San Francisco Ballet in Forsythe’s Blake Works I // © Erik Tomasson

The spirit of “Blake Works” is cheerful with a great sense of playfulness about it. Rarely have I seen the company appreciate its tasks so clearly. But there is nothing spontaneous in this “rom”. The work is very structured with, for example, different sets, perhaps competing for space, but stacked on top of each other like layers on a cake. The changes are so rapid that the eye can hardly follow. Verticality and speed dominated. Bras – these distinguished classical ballet port de bras have their own moment of shooting, curling and bending with thrusts.

In the opening moments, arms at shoulder level stretched into a collapsing wall in fluttering hips and teasing shoulders. Sasha De Sola and Rowe initially retired from the set. For the finale, a smiling De Sola gave us an evaluation of this delicious gift. Stepping out of the group, she casually descended. Her body said it all, “What fun was that.”

Program II opens with a tribute to ballet. Traditionally, the pas de deux, always a male-female duet, is the culmination of classical ballet. A complex and demanding choreography celebrates a romantic relationship, sometimes a marriage. With his non-narrative “Caprice” from 2014, set to a symphonic work by Camille Saint-Saens, Tómasson lovingly made the pas de deux the subject of his choreography.

Yuan Yuan Tan and Luke Ingham in Caprice by Tomasson // © Erik Tomasson

Angelo Greco first teamed up the Misa Kuranaga fleet in a series of rapid lifts and dynamic turns, until suddenly he slid it across the ground like ice. A small body in the background doubled this duet as if to pay homage to the dancers. The second movement couldn’t have been more different. Luke Ingham teamed up with the singular Yuan Yuan Tan, who joined the company in 1995 and is still a wonder to behold, as she opened, stretched and folded her remarkable limbs, going beyond what seemed reasonable.

No wonder Tómasson gave Ingham three other men (Hansuke Yamamoto, Steven Morse and Henry Sidford) to develop Tan’s lyrical potential. The third movement brought the two couples together, emphasizing the similarities and differences of Tan and Kuranaga. The concept of this ballet may have been simple, but the clarity and musicality with which Tomasson produced it made it a gem of neo-classical dance.

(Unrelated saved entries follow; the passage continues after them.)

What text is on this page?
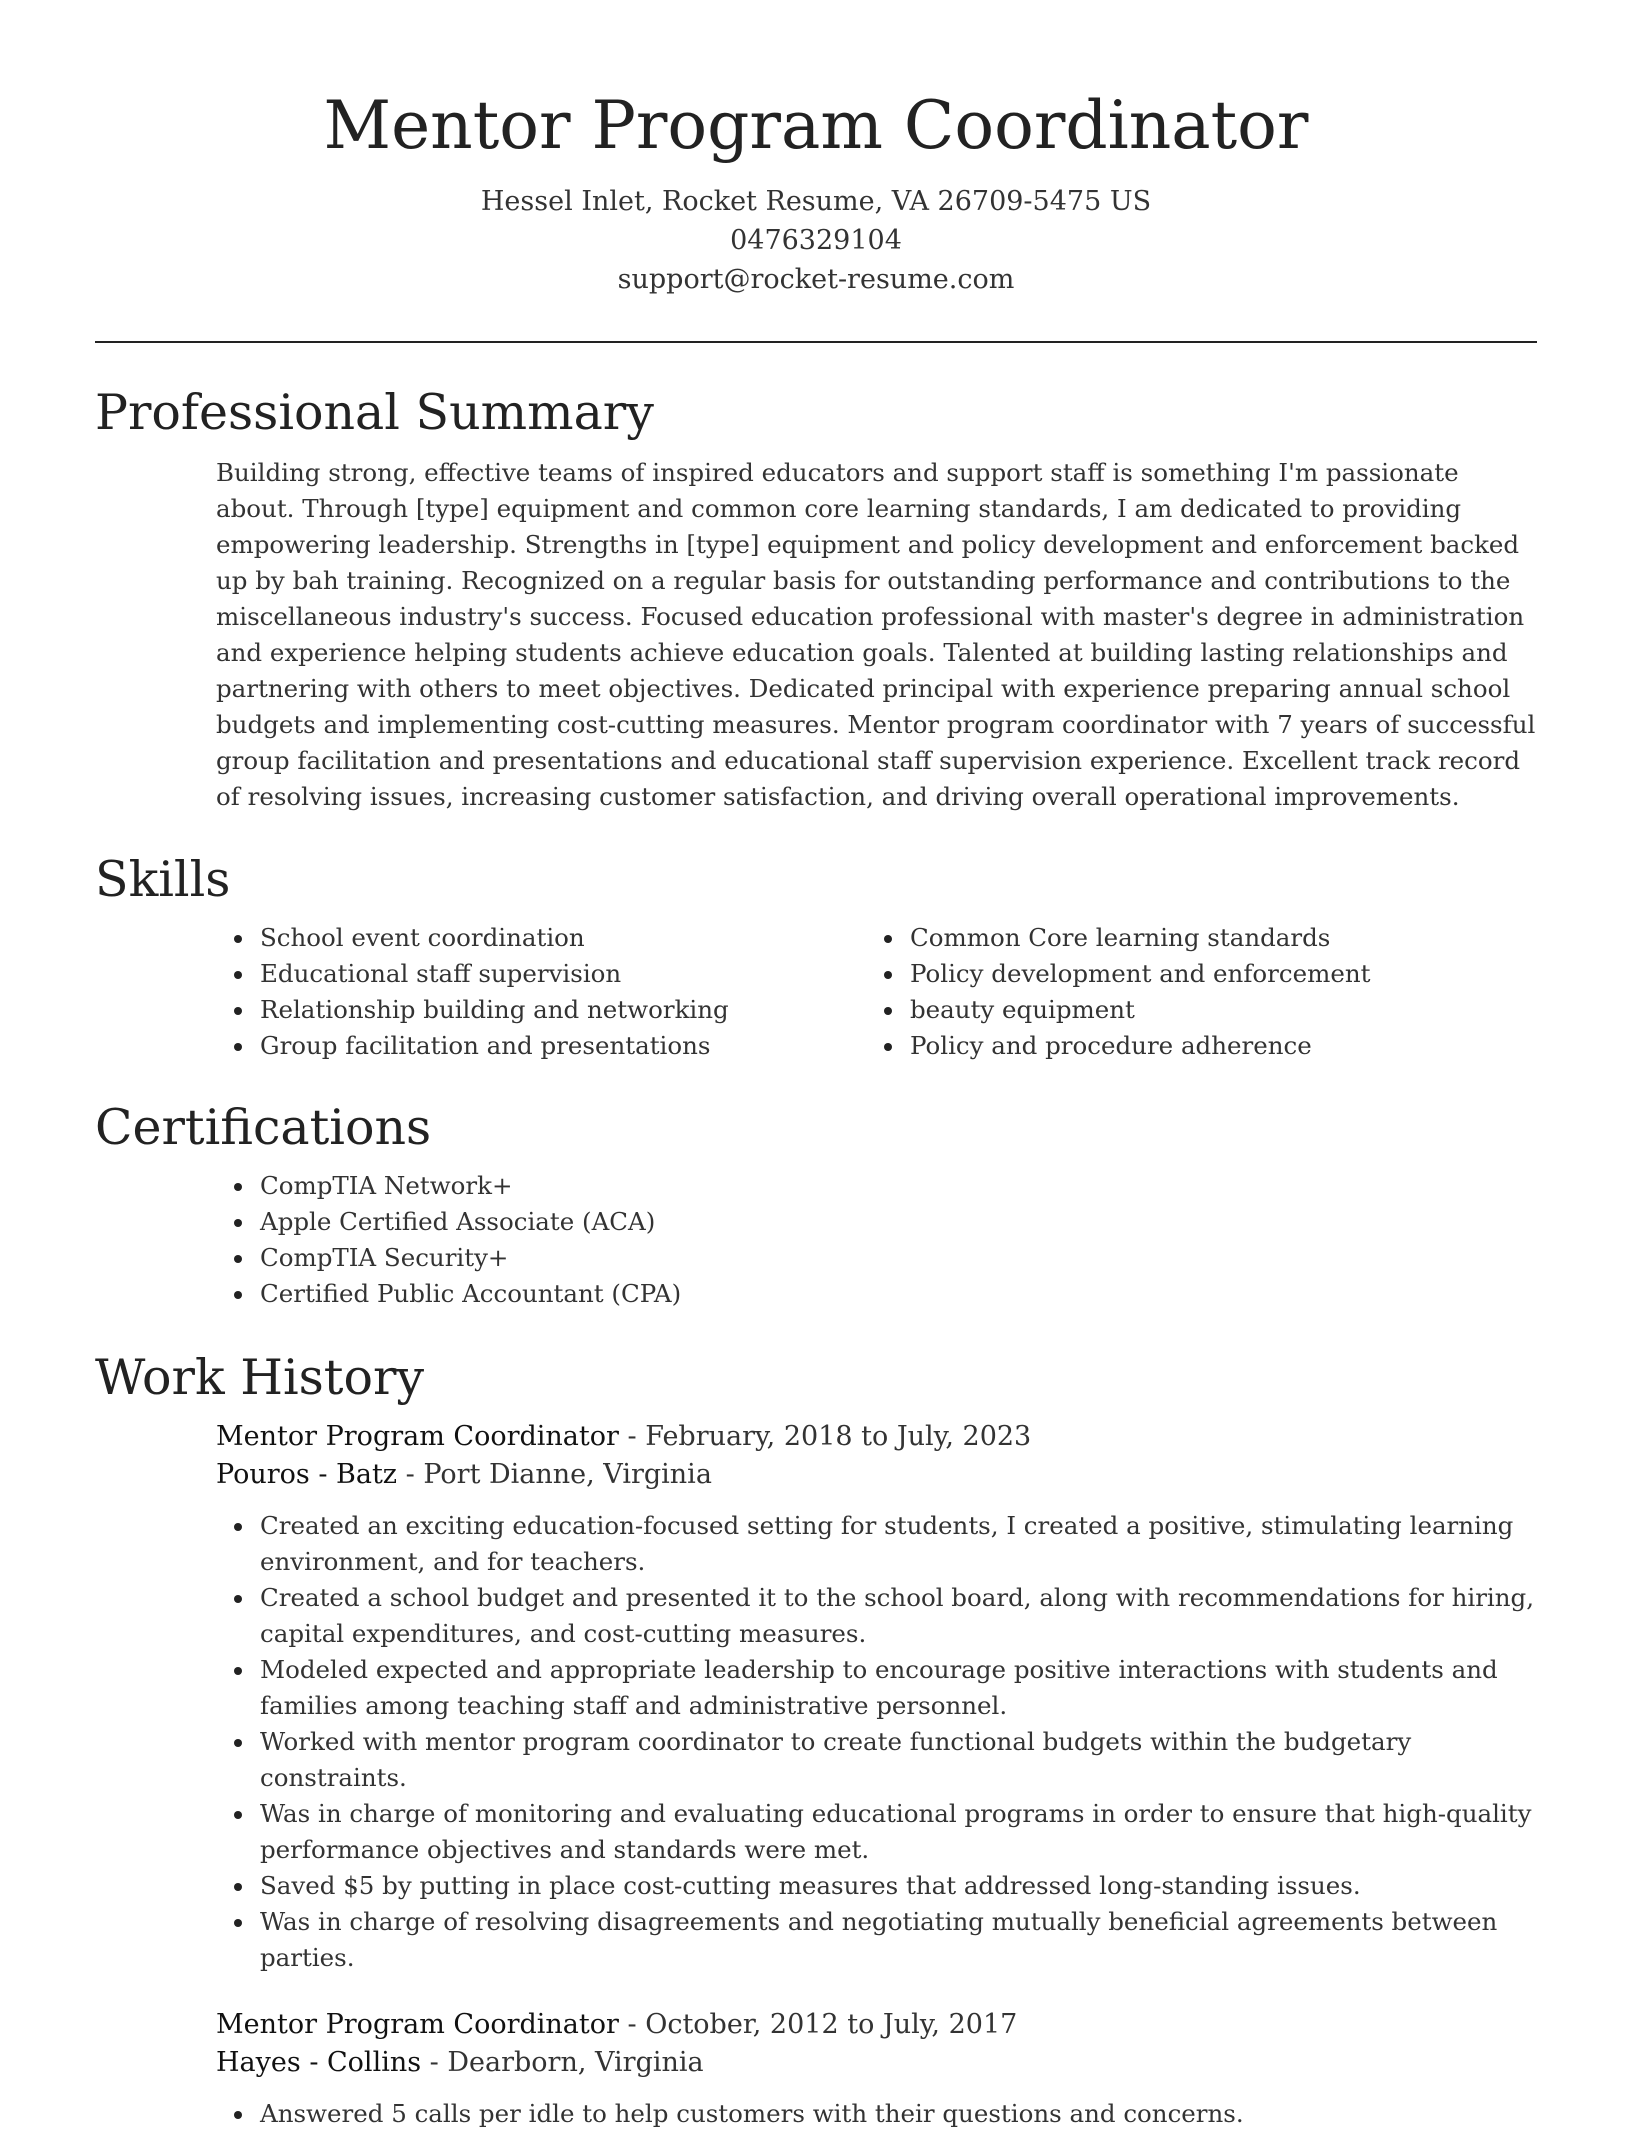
Mentor Program Coordinator
Hessel Inlet, Rocket Resume, VA 26709-5475 US
0476329104
support@rocket-resume.com
Professional Summary
Building strong, effective teams of inspired educators and support staff is something I'm passionate about. Through [type] equipment and common core learning standards, I am dedicated to providing empowering leadership. Strengths in [type] equipment and policy development and enforcement backed up by bah training. Recognized on a regular basis for outstanding performance and contributions to the miscellaneous industry's success. Focused education professional with master's degree in administration and experience helping students achieve education goals. Talented at building lasting relationships and partnering with others to meet objectives. Dedicated principal with experience preparing annual school budgets and implementing cost-cutting measures. Mentor program coordinator with 7 years of successful group facilitation and presentations and educational staff supervision experience. Excellent track record of resolving issues, increasing customer satisfaction, and driving overall operational improvements.
Skills
School event coordination
Educational staff supervision
Relationship building and networking
Group facilitation and presentations
Common Core learning standards
Policy development and enforcement
beauty equipment
Policy and procedure adherence
Certifications
CompTIA Network+
Apple Certified Associate (ACA)
CompTIA Security+
Certified Public Accountant (CPA)
Work History
Mentor Program Coordinator - February, 2018 to July, 2023
Pouros - Batz - Port Dianne, Virginia
Created an exciting education-focused setting for students, I created a positive, stimulating learning environment, and for teachers.
Created a school budget and presented it to the school board, along with recommendations for hiring, capital expenditures, and cost-cutting measures.
Modeled expected and appropriate leadership to encourage positive interactions with students and families among teaching staff and administrative personnel.
Worked with mentor program coordinator to create functional budgets within the budgetary constraints.
Was in charge of monitoring and evaluating educational programs in order to ensure that high-quality performance objectives and standards were met.
Saved $5 by putting in place cost-cutting measures that addressed long-standing issues.
Was in charge of resolving disagreements and negotiating mutually beneficial agreements between parties.
Mentor Program Coordinator - October, 2012 to July, 2017
Hayes - Collins - Dearborn, Virginia
Answered 5 calls per idle to help customers with their questions and concerns.
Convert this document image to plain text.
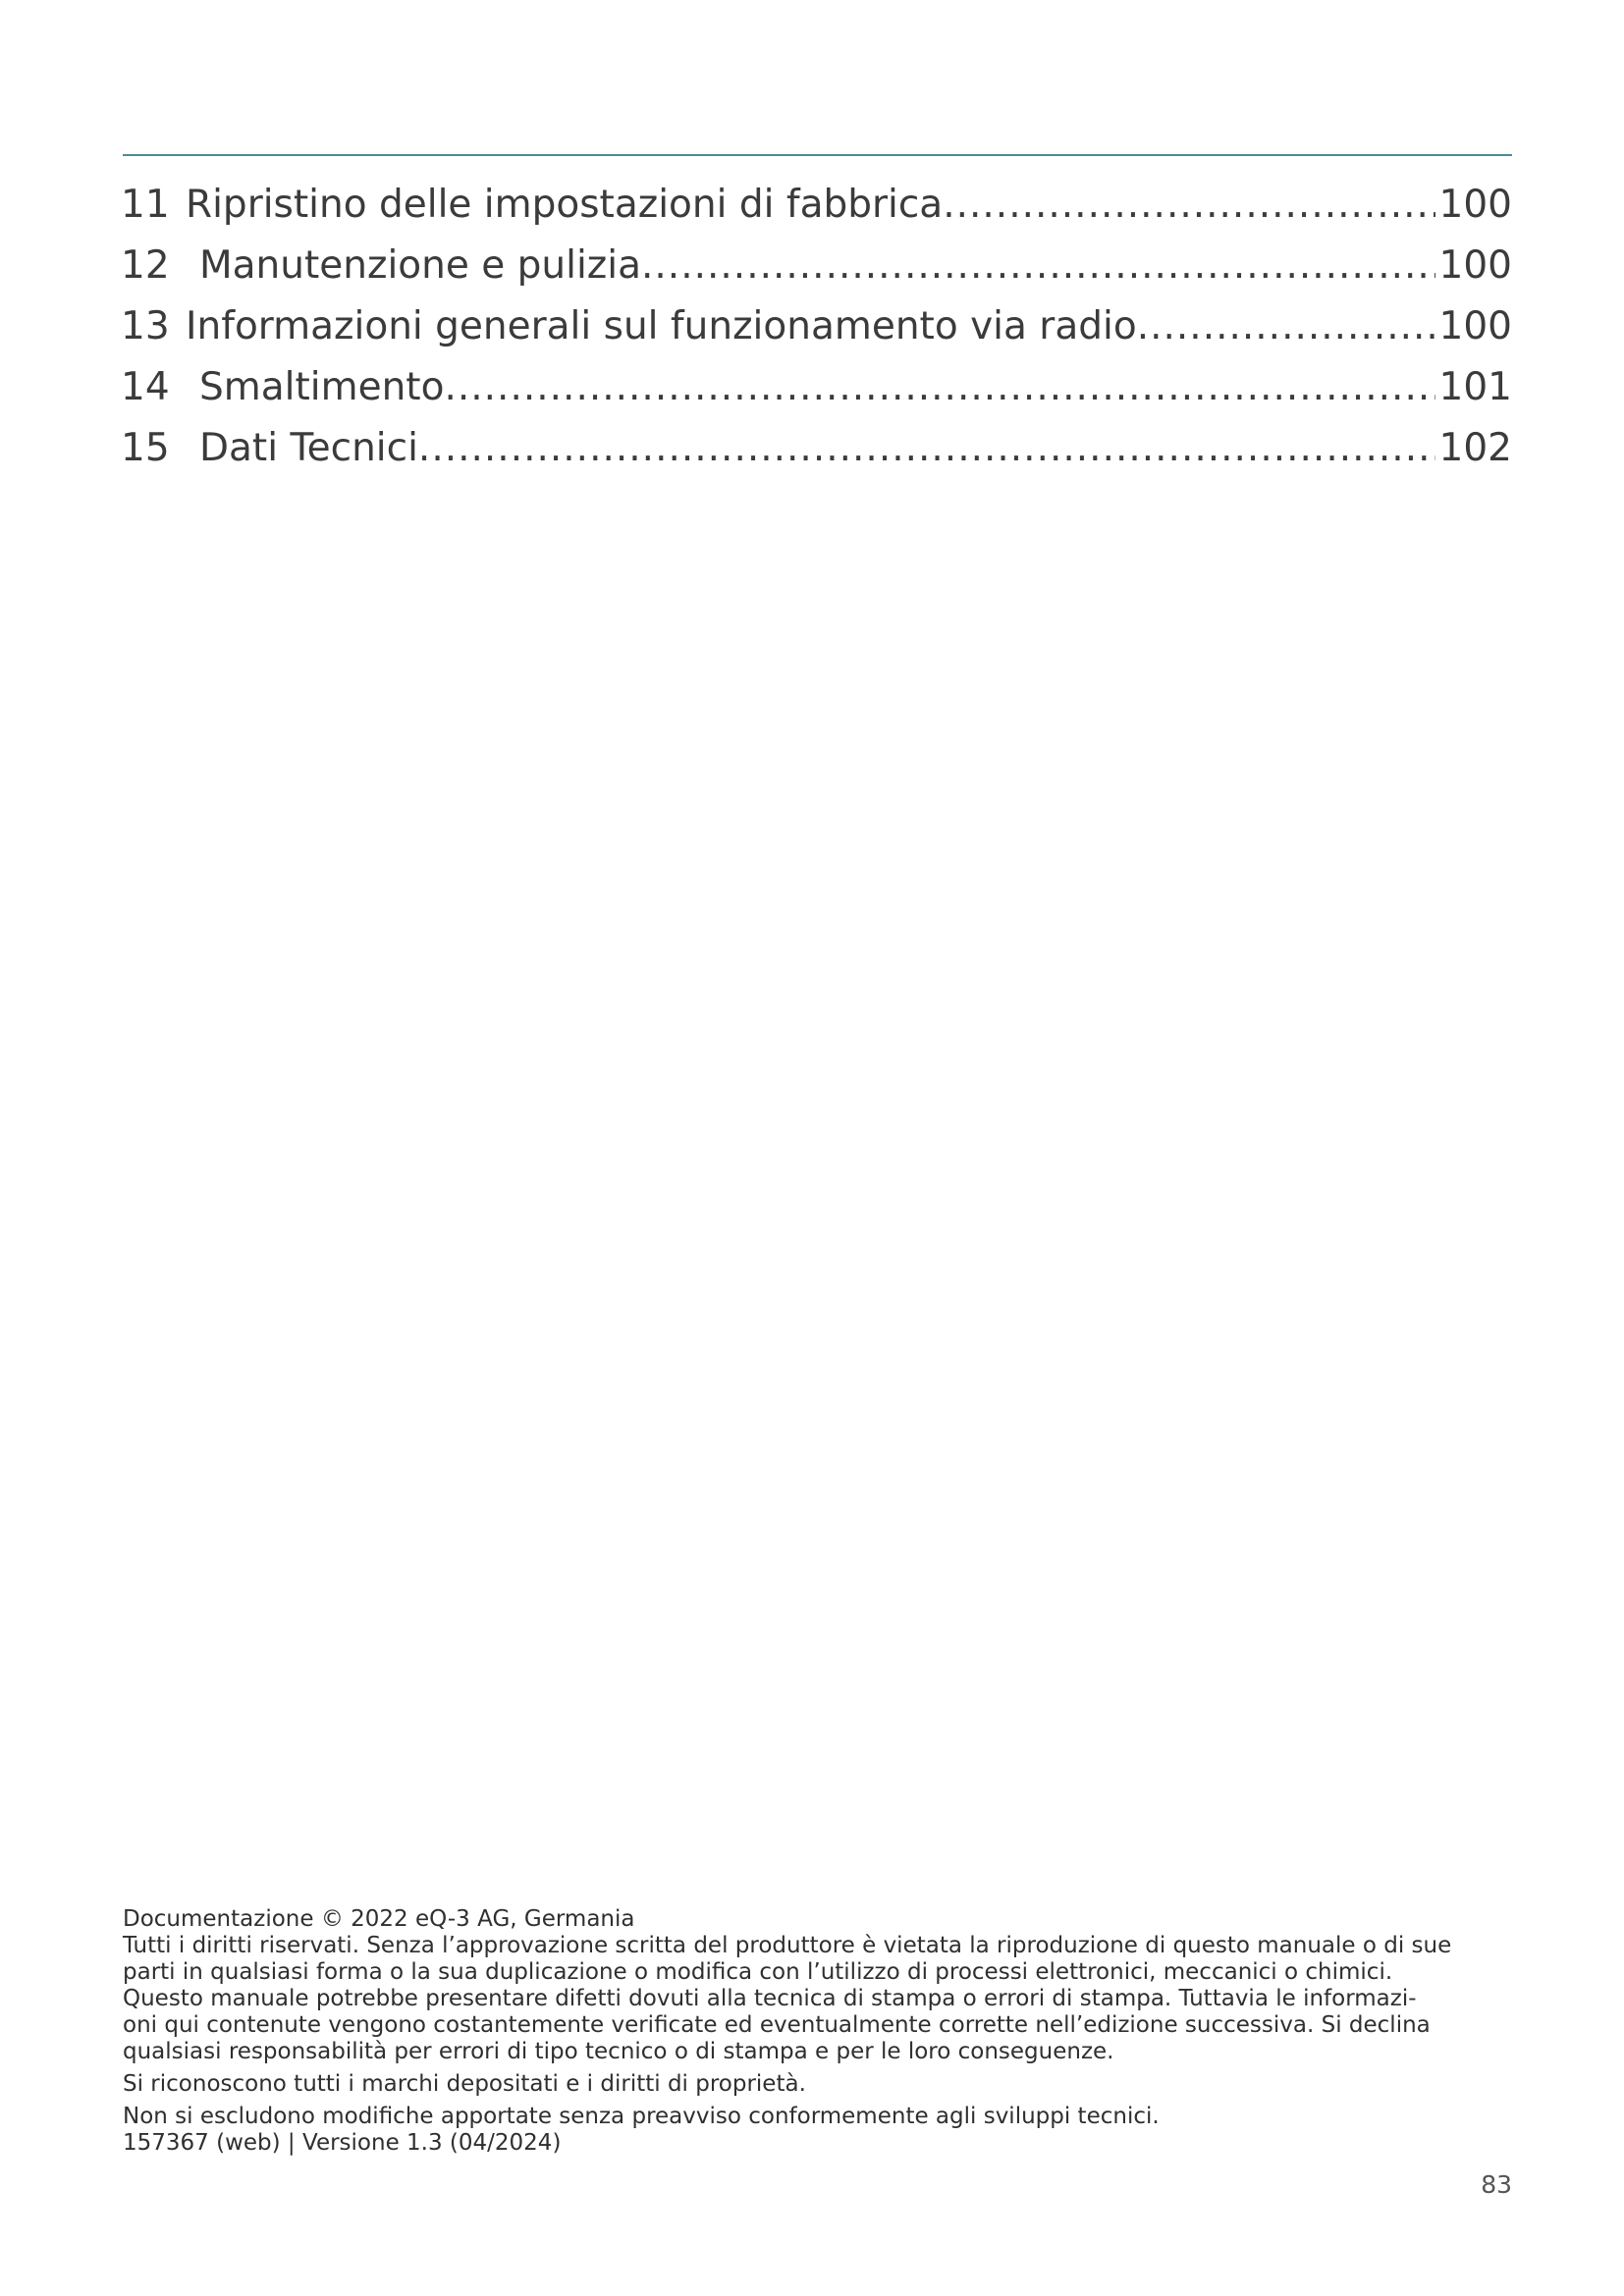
11 Ripristino delle impostazioni di fabbrica .....	100
12 Manutenzione e pulizia .....	100
13 Informazioni generali sul funzionamento via radio .....	100
14 Smaltimento .....	101
15 Dati Tecnici .....	102

Documentazione © 2022 eQ-3 AG, Germania

Tutti i diritti riservati. Senza l’approvazione scritta del produttore è vietata la riproduzione di questo manuale o di sue

parti in qualsiasi forma o la sua duplicazione o modifica con l’utilizzo di processi elettronici, meccanici o chimici.

Questo manuale potrebbe presentare difetti dovuti alla tecnica di stampa o errori di stampa. Tuttavia le informazi-

oni qui contenute vengono costantemente verificate ed eventualmente corrette nell’edizione successiva. Si declina

qualsiasi responsabilità per errori di tipo tecnico o di stampa e per le loro conseguenze.

Si riconoscono tutti i marchi depositati e i diritti di proprietà.

Non si escludono modifiche apportate senza preavviso conformemente agli sviluppi tecnici.

157367 (web) | Versione 1.3 (04/2024)

83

San Francisco Ballet in Robbins’ In the Night // © Erik Tomasson

Program II also featured “In the Night”, which has to be one of Robbins’ most popular works. Against a backdrop of starry skies and Chopin’s nocturnes, three couples explore their relationship. They have stories to tell, not really explained, but certainly suggesting experiencing love in some way. Mathilde Froustey and Benjamin Freemantle are young people caught up in a whirlwind relationship that takes them in and out of each other’s arms. The lifts of Fremantle and the whipping turns of Froustey seem to run away on their own. As they walk, both seem caught in a dream.

The stiff-necked formality with which Jennifer Stahl and Tiit Helimets walk around speaks of familiarity but not closeness. Maybe their relationship has hardened, but habit is the chain that binds them together. An even more painful relationship was that between a furious Sarah Van Patten and patiently suffering Ulrik Birkkjaern. They cling to each other and achieve a physical proximity that borders on violence. But both leave the scene arm in arm. Robbins adds an almost cynical finale when the partners return and exchange pleasantries. It made you wonder what Robbins thought about social relationships.